Need for holistic view
Mira asks why these campaigns don't talk about gender violence that women are subject to throughout their lives: a girl child is given less to eat; she is denied medical care and education; she later suffers domestic violence and is tortured for both dowry and failure to produce a male child, or just a child. "The imbalanced sex ratio is a manifestation of the little value we have for women and the dehumanisation of society," says Mira. Let's look at the women who go in for sex selection. Poor women, under pressure from the two-child family norm, prefer to have two boys instead of two girls. Women from privileged backgrounds, who want to mother only one child, again opt for a boy.
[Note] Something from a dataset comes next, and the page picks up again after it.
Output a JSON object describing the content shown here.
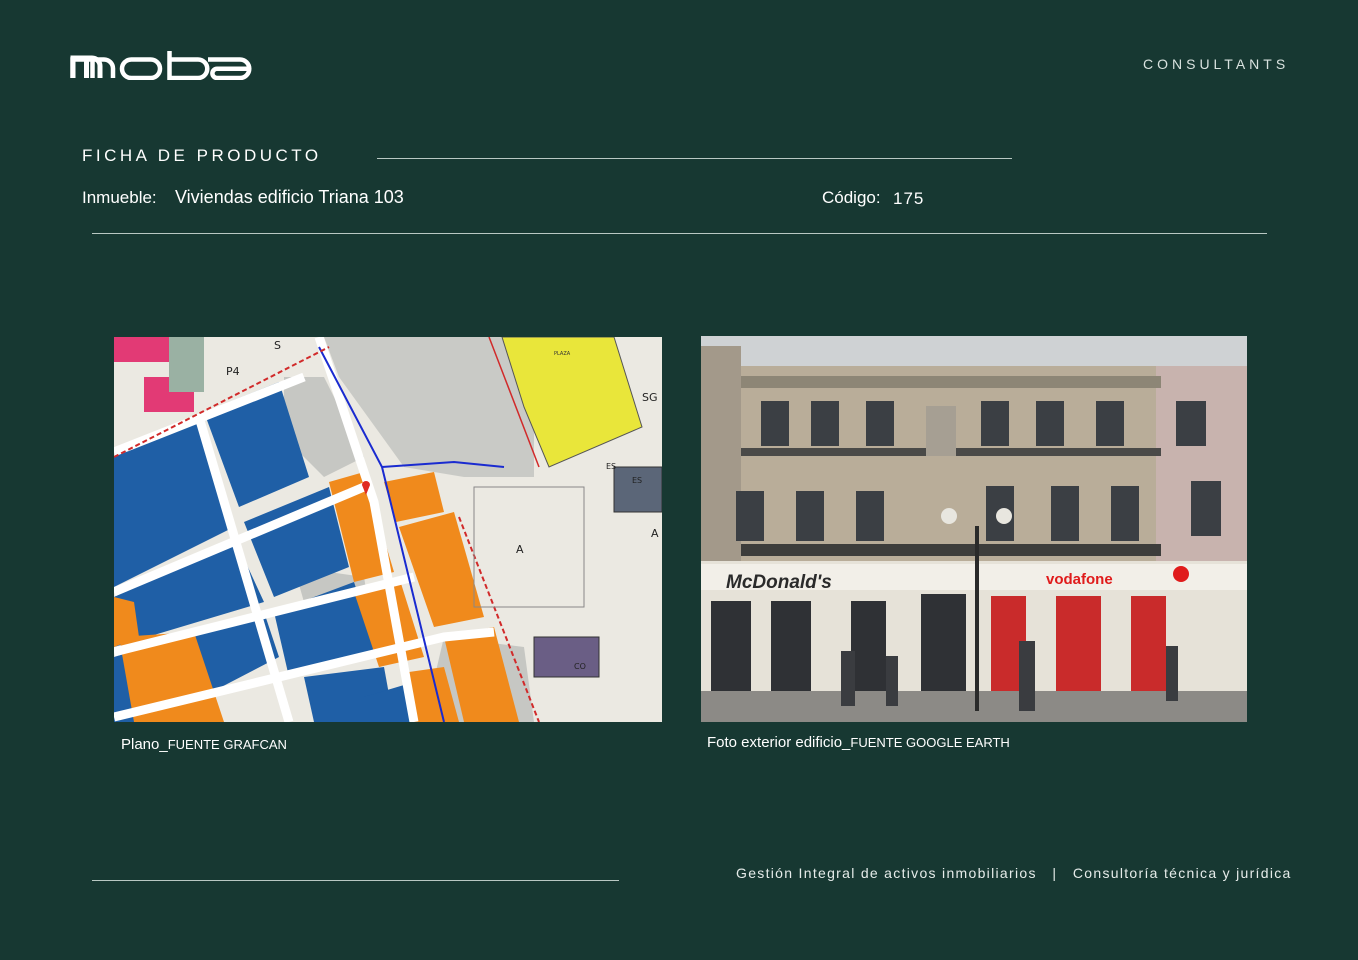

Of course, many women poor or privileged do so to escape torture from in-laws or husbands. "There is a greater need to seriously campaign on how to value women not just express it in the media but also show at the school level, inside homes etc," declares Mira. "We need to communicate what would be the social, cultural and economic implications of this kind of violence. "We have to show how women should be cared for how daughters should be encouraged to be independent... Only then the issue of declining sex ratio will be addressed." Even the ads, a development communication expert says, instead of often graphically depicting foeticide or talking about it, could target senior members in the family who actually influence sex preferences. Maybe we could have ads that talk about sex determination but also mention that abortion is legal? Maybe, a nurse asking for laddoos when a girl is born?